Truncating or replacing conversation history mid‑session invalidates block hashes; keep the history append‑only.

Adding or removing tools after the request has started breaks the hash chain; model state transitions should be modeled as tool calls.

Using a separate API call for context compression creates a completely new block chain, forcing full recomputation; instead use a cache‑safe fork that reuses the original system prompt and tool definitions.

JSON serialization without deterministic key ordering yields different hashes for semantically identical objects; always serialize with json.dumps(x, sort_keys=True).
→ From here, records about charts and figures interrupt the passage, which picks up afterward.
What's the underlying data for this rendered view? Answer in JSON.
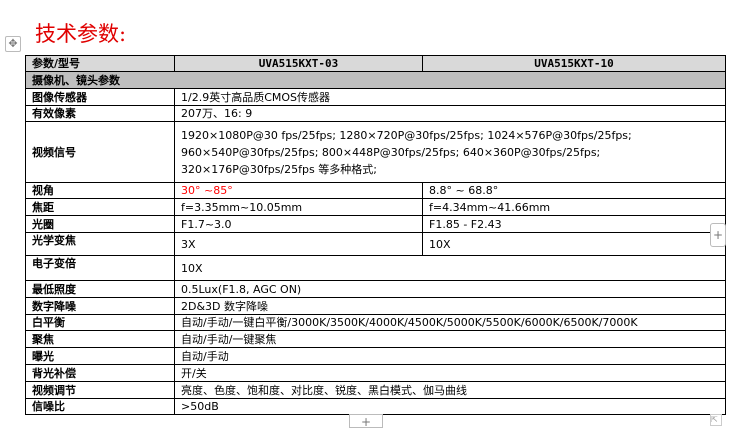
{
  "title": "技术参数:",
  "header": {
    "label": "参数/型号",
    "model_a": "UVA515KXT-03",
    "model_b": "UVA515KXT-10"
  },
  "section": "摄像机、镜头参数",
  "rows": {
    "sensor": {
      "k": "图像传感器",
      "v": "1/2.9英寸高品质CMOS传感器"
    },
    "pixels": {
      "k": "有效像素",
      "v": "207万、16: 9"
    },
    "video": {
      "k": "视频信号",
      "lines": [
        "1920×1080P@30 fps/25fps; 1280×720P@30fps/25fps; 1024×576P@30fps/25fps;",
        "960×540P@30fps/25fps; 800×448P@30fps/25fps; 640×360P@30fps/25fps;",
        "320×176P@30fps/25fps 等多种格式;"
      ]
    },
    "angle": {
      "k": "视角",
      "a": "30° ~85°",
      "b": "8.8° ~ 68.8°"
    },
    "focal": {
      "k": "焦距",
      "a": "f=3.35mm~10.05mm",
      "b": "f=4.34mm~41.66mm"
    },
    "aperture": {
      "k": "光圈",
      "a": "F1.7~3.0",
      "b": "F1.85 - F2.43"
    },
    "optzoom": {
      "k": "光学变焦",
      "a": "3X",
      "b": "10X"
    },
    "ezoom": {
      "k": "电子变倍",
      "v": "10X"
    },
    "illum": {
      "k": "最低照度",
      "v": "0.5Lux(F1.8, AGC ON)"
    },
    "dnr": {
      "k": "数字降噪",
      "v": "2D&3D 数字降噪"
    },
    "wb": {
      "k": "白平衡",
      "v": "自动/手动/一键白平衡/3000K/3500K/4000K/4500K/5000K/5500K/6000K/6500K/7000K"
    },
    "focus": {
      "k": "聚焦",
      "v": "自动/手动/一键聚焦"
    },
    "exposure": {
      "k": "曝光",
      "v": "自动/手动"
    },
    "blc": {
      "k": "背光补偿",
      "v": "开/关"
    },
    "adjust": {
      "k": "视频调节",
      "v": "亮度、色度、饱和度、对比度、锐度、黑白模式、伽马曲线"
    },
    "snr": {
      "k": "信噪比",
      "v": ">50dB"
    }
  },
  "colors": {
    "title": "#e00000",
    "highlight": "#ff0000",
    "header_bg": "#d9d9d9",
    "section_bg": "#bfbfbf"
  },
  "icons": {
    "move": "move-handle-icon",
    "add": "plus-icon",
    "resize": "resize-icon"
  }
}
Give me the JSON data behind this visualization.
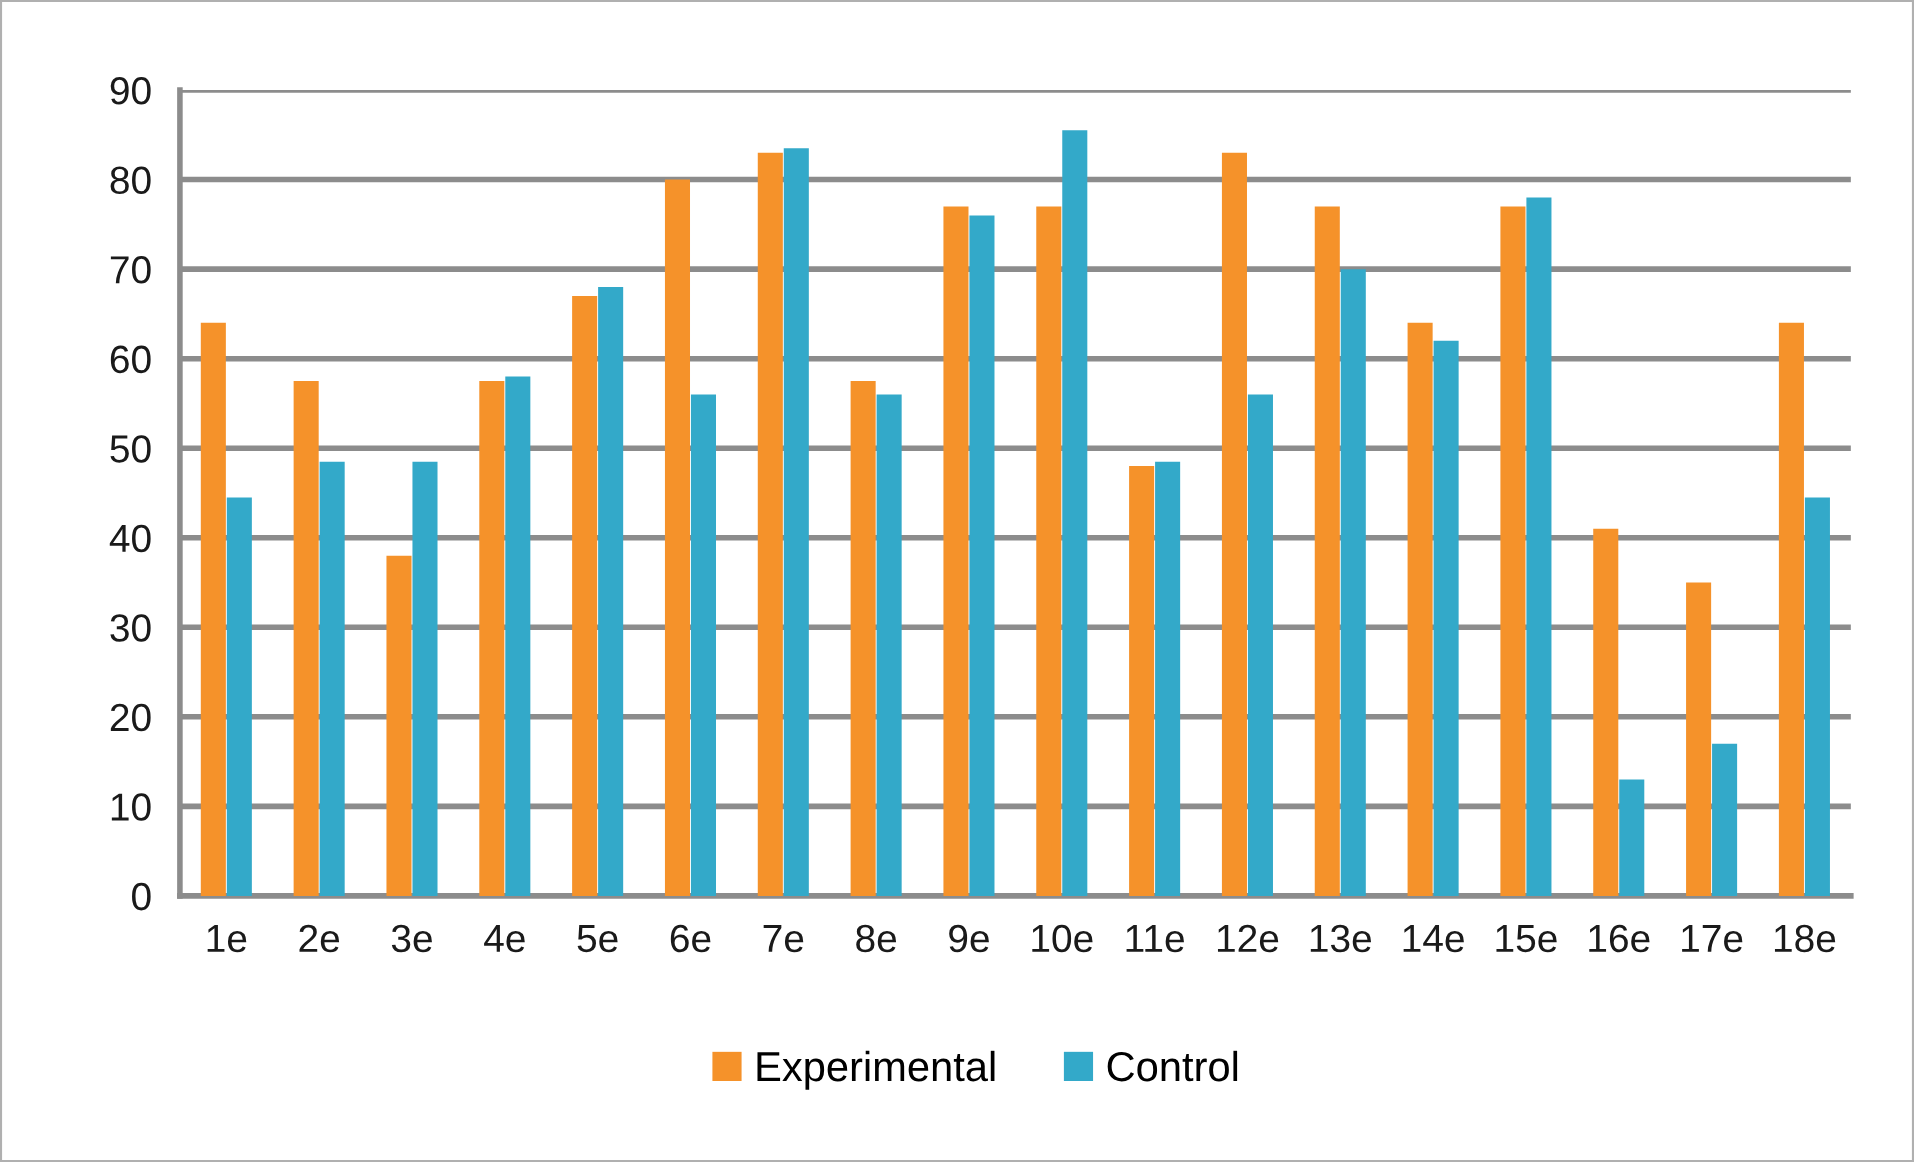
{
  "chart_data": {
    "type": "bar",
    "categories": [
      "1e",
      "2e",
      "3e",
      "4e",
      "5e",
      "6e",
      "7e",
      "8e",
      "9e",
      "10e",
      "11e",
      "12e",
      "13e",
      "14e",
      "15e",
      "16e",
      "17e",
      "18e"
    ],
    "series": [
      {
        "name": "Experimental",
        "color": "#f5922a",
        "values": [
          64,
          57.5,
          38,
          57.5,
          67,
          80,
          83,
          57.5,
          77,
          77,
          48,
          83,
          77,
          64,
          77,
          41,
          35,
          64
        ]
      },
      {
        "name": "Control",
        "color": "#33a9c9",
        "values": [
          44.5,
          48.5,
          48.5,
          58,
          68,
          56,
          83.5,
          56,
          76,
          85.5,
          48.5,
          56,
          70,
          62,
          78,
          13,
          17,
          44.5
        ]
      }
    ],
    "ylim": [
      0,
      90
    ],
    "yticks": [
      0,
      10,
      20,
      30,
      40,
      50,
      60,
      70,
      80,
      90
    ],
    "grid": "y",
    "legend": "bottom"
  }
}
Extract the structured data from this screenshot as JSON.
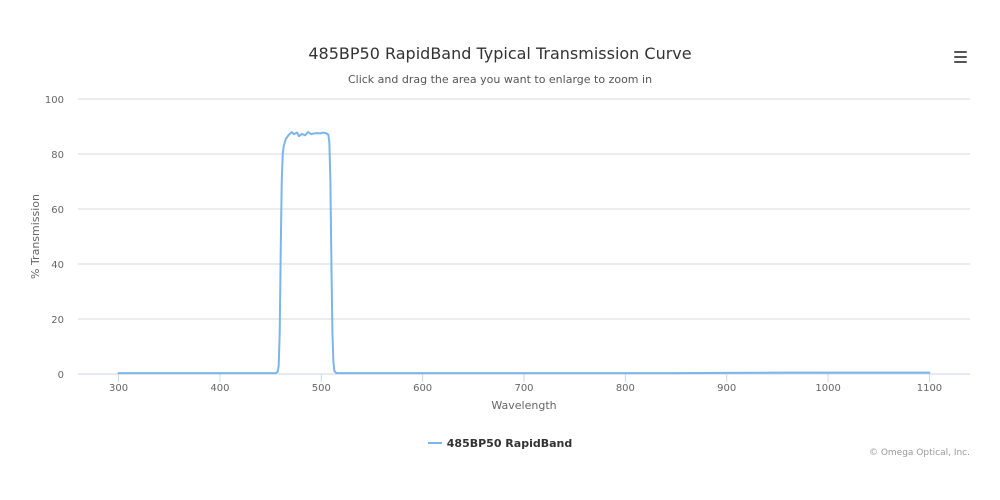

These observations are compiled from the following sources: Thariq’s “Prompt Caching Is Everything”, “Seeing Like an Agent — Tool Design in Claude Code”, “Todos → Tasks”; Lance Martin’s “Prompt Auto‑Caching with Claude”; Anthropic’s “Building Effective Agents” and official Prompt Caching documentation; Sankalp’s “How Prompt Caching Works — Paged Attention and Automatic Prefix Caching”; Kipply’s “Transformer Inference Arithmetic”; and Manus’s “Context Engineering for AI Agents”.